Recrutamento

Disruptivos por natureza, humanos por convicção

Texto: Sara Pimpão/ David Sanglas Foto: DeF

Entrámos num mercado maduro, competitivo e muitas vezes desconfiado. Ouvimos que eramos «mais uma ETT» e que ia ser difícil inovar neste sector. É certo que precisámos de sorte, mas também de propósito, método, resiliência e uma enorme convicção de que, mesmo na era da tecnologia, o fator humano continua a ser o maior diferencial.

Tivemos também o privilégio de ouvir palavras de incentivo e de nos cruzarmos com pessoas que conhecem bem as dores, e a beleza, do crescimento.

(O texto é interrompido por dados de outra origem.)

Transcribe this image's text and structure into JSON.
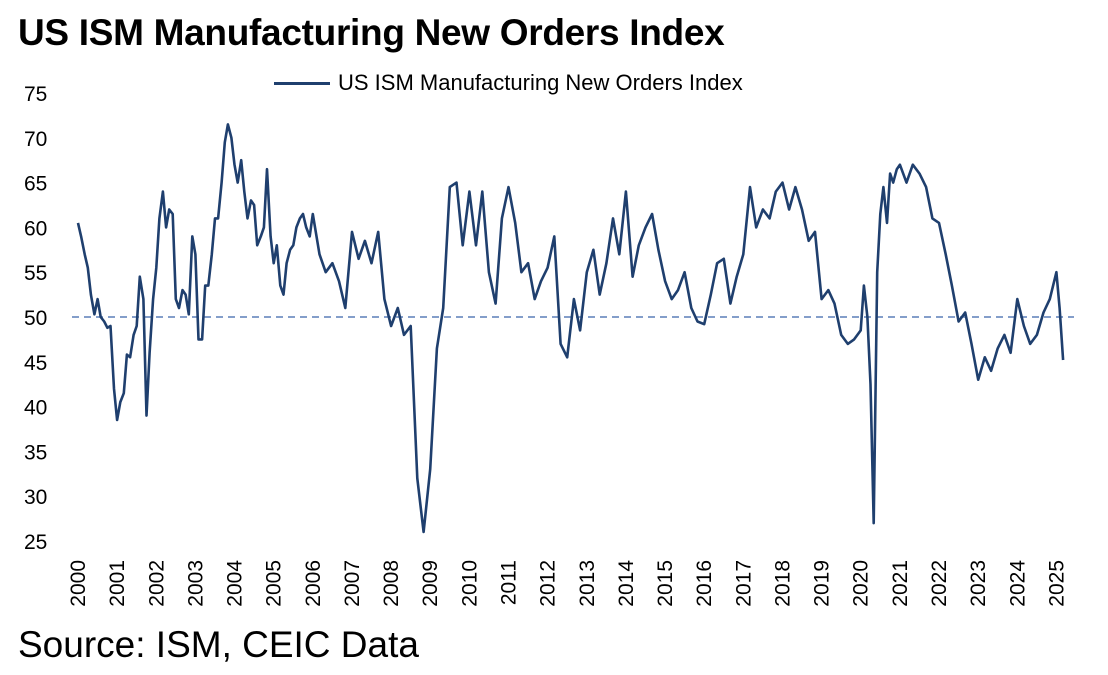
{
  "title": "US ISM Manufacturing New Orders Index",
  "source": "Source: ISM, CEIC Data",
  "colors": {
    "series": "#1f3f6e",
    "reference": "#5b7fb8"
  },
  "chart_data": {
    "type": "line",
    "title": "US ISM Manufacturing New Orders Index",
    "xlabel": "",
    "ylabel": "",
    "xlim": [
      2000,
      2025.5
    ],
    "ylim": [
      25,
      75
    ],
    "yticks": [
      "25",
      "30",
      "35",
      "40",
      "45",
      "50",
      "55",
      "60",
      "65",
      "70",
      "75"
    ],
    "xticks": [
      "2000",
      "2001",
      "2002",
      "2003",
      "2004",
      "2005",
      "2006",
      "2007",
      "2008",
      "2009",
      "2010",
      "2011",
      "2012",
      "2013",
      "2014",
      "2015",
      "2016",
      "2017",
      "2018",
      "2019",
      "2020",
      "2021",
      "2022",
      "2023",
      "2024",
      "2025"
    ],
    "legend_position": "top-center",
    "grid": false,
    "reference_line": {
      "y": 50,
      "style": "dashed"
    },
    "series": [
      {
        "name": "US ISM Manufacturing New Orders Index",
        "x": [
          2000.0,
          2000.08,
          2000.17,
          2000.25,
          2000.33,
          2000.42,
          2000.5,
          2000.58,
          2000.67,
          2000.75,
          2000.83,
          2000.92,
          2001.0,
          2001.08,
          2001.17,
          2001.25,
          2001.33,
          2001.42,
          2001.5,
          2001.58,
          2001.67,
          2001.75,
          2001.83,
          2001.92,
          2002.0,
          2002.08,
          2002.17,
          2002.25,
          2002.33,
          2002.42,
          2002.5,
          2002.58,
          2002.67,
          2002.75,
          2002.83,
          2002.92,
          2003.0,
          2003.08,
          2003.17,
          2003.25,
          2003.33,
          2003.42,
          2003.5,
          2003.58,
          2003.67,
          2003.75,
          2003.83,
          2003.92,
          2004.0,
          2004.08,
          2004.17,
          2004.25,
          2004.33,
          2004.42,
          2004.5,
          2004.58,
          2004.67,
          2004.75,
          2004.83,
          2004.92,
          2005.0,
          2005.08,
          2005.17,
          2005.25,
          2005.33,
          2005.42,
          2005.5,
          2005.58,
          2005.67,
          2005.75,
          2005.83,
          2005.92,
          2006.0,
          2006.17,
          2006.33,
          2006.5,
          2006.67,
          2006.83,
          2007.0,
          2007.17,
          2007.33,
          2007.5,
          2007.67,
          2007.83,
          2008.0,
          2008.17,
          2008.33,
          2008.5,
          2008.67,
          2008.83,
          2009.0,
          2009.17,
          2009.33,
          2009.5,
          2009.67,
          2009.83,
          2010.0,
          2010.17,
          2010.33,
          2010.5,
          2010.67,
          2010.83,
          2011.0,
          2011.17,
          2011.33,
          2011.5,
          2011.67,
          2011.83,
          2012.0,
          2012.17,
          2012.33,
          2012.5,
          2012.67,
          2012.83,
          2013.0,
          2013.17,
          2013.33,
          2013.5,
          2013.67,
          2013.83,
          2014.0,
          2014.17,
          2014.33,
          2014.5,
          2014.67,
          2014.83,
          2015.0,
          2015.17,
          2015.33,
          2015.5,
          2015.67,
          2015.83,
          2016.0,
          2016.17,
          2016.33,
          2016.5,
          2016.67,
          2016.83,
          2017.0,
          2017.17,
          2017.33,
          2017.5,
          2017.67,
          2017.83,
          2018.0,
          2018.17,
          2018.33,
          2018.5,
          2018.67,
          2018.83,
          2019.0,
          2019.17,
          2019.33,
          2019.5,
          2019.67,
          2019.83,
          2020.0,
          2020.08,
          2020.17,
          2020.25,
          2020.33,
          2020.42,
          2020.5,
          2020.58,
          2020.67,
          2020.75,
          2020.83,
          2020.92,
          2021.0,
          2021.17,
          2021.33,
          2021.5,
          2021.67,
          2021.83,
          2022.0,
          2022.17,
          2022.33,
          2022.5,
          2022.67,
          2022.83,
          2023.0,
          2023.17,
          2023.33,
          2023.5,
          2023.67,
          2023.83,
          2024.0,
          2024.17,
          2024.33,
          2024.5,
          2024.67,
          2024.83,
          2025.0,
          2025.08,
          2025.17
        ],
        "values": [
          60.5,
          59.0,
          57.0,
          55.5,
          52.5,
          50.3,
          52.0,
          50.0,
          49.5,
          48.8,
          49.0,
          42.0,
          38.5,
          40.5,
          41.5,
          45.8,
          45.5,
          48.0,
          49.0,
          54.5,
          52.0,
          39.0,
          46.0,
          52.0,
          55.5,
          61.0,
          64.0,
          60.0,
          62.0,
          61.5,
          52.0,
          51.0,
          53.0,
          52.5,
          50.3,
          59.0,
          57.0,
          47.5,
          47.5,
          53.5,
          53.5,
          57.0,
          61.0,
          61.0,
          65.0,
          69.5,
          71.5,
          70.0,
          67.0,
          65.0,
          67.5,
          64.0,
          61.0,
          63.0,
          62.5,
          58.0,
          59.0,
          60.0,
          66.5,
          59.0,
          56.0,
          58.0,
          53.5,
          52.5,
          56.0,
          57.5,
          58.0,
          60.0,
          61.0,
          61.5,
          60.0,
          59.0,
          61.5,
          57.0,
          55.0,
          56.0,
          54.0,
          51.0,
          59.5,
          56.5,
          58.5,
          56.0,
          59.5,
          52.0,
          49.0,
          51.0,
          48.0,
          49.0,
          32.0,
          26.0,
          33.0,
          46.5,
          51.0,
          64.5,
          65.0,
          58.0,
          64.0,
          58.0,
          64.0,
          55.0,
          51.5,
          61.0,
          64.5,
          60.5,
          55.0,
          56.0,
          52.0,
          54.0,
          55.5,
          59.0,
          47.0,
          45.5,
          52.0,
          48.5,
          55.0,
          57.5,
          52.5,
          56.0,
          61.0,
          57.0,
          64.0,
          54.5,
          58.0,
          60.0,
          61.5,
          57.5,
          54.0,
          52.0,
          53.0,
          55.0,
          51.0,
          49.5,
          49.2,
          52.5,
          56.0,
          56.5,
          51.5,
          54.5,
          57.0,
          64.5,
          60.0,
          62.0,
          61.0,
          64.0,
          65.0,
          62.0,
          64.5,
          62.0,
          58.5,
          59.5,
          52.0,
          53.0,
          51.5,
          48.0,
          47.0,
          47.5,
          48.5,
          53.5,
          50.0,
          42.5,
          27.0,
          55.0,
          61.5,
          64.5,
          60.5,
          66.0,
          65.0,
          66.5,
          67.0,
          65.0,
          67.0,
          66.0,
          64.5,
          61.0,
          60.5,
          57.0,
          53.5,
          49.5,
          50.5,
          47.0,
          43.0,
          45.5,
          44.0,
          46.5,
          48.0,
          46.0,
          52.0,
          49.0,
          47.0,
          48.0,
          50.5,
          52.0,
          55.0,
          51.0,
          45.2
        ]
      }
    ]
  }
}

Gente que, não só percebe a exigência de arrancar uma empresa do zero, mas que escolheu estender a mão, abrir portas, desafiar-nos e celebrar connosco cada conquista.

Foi assim que começou a aventura. Com uma apresentação que mudava de 15 em 15 dias, com a abertura de uma área, depois outra e depois outra. Com gravações em garagens, com decorações de última hora e com prioridades que iam perdendo prioridade à medida que novas prioridades chegavam.

Crescemos, caímos, mas nunca desistimos porque acreditamos que o futuro dos RH não é sobre escolher pessoas, mas sim, sobre pessoas escolherem empresas.

Num ano, ligámos talento a projetos que mudaram empresas, reforçámos equipas que hoje operam mais rápido e com mais propósito. Entrámos em sectores exigentes, da hotelaria à indústria, da banca ao retalho, sempre tendo em conta que cada contratação é uma história humana e não um número.

É verdade que usamos tecnologia, automação e inteligência artificial (IA), mas com o objetivo de aproximar, não de afastar. Para libertar tempo para criar relações com alma que constroem equipas, mudar culturas e transformar negócios.

Este sector exige sensibilidade, velocidade, visão e uma resistência emocional indestrutível. É lidar com expectativas, mudanças, despedidas, novas oportunidades, sonhos e realidades, tudo ao mesmo tempo. Não é fácil, mas é extraordinário.

Não se trata só de abrir uma empresa, mas sobre afirmar uma visão, sobre provar que dá para entrar num mercado cheio, sem perder o coração no processo.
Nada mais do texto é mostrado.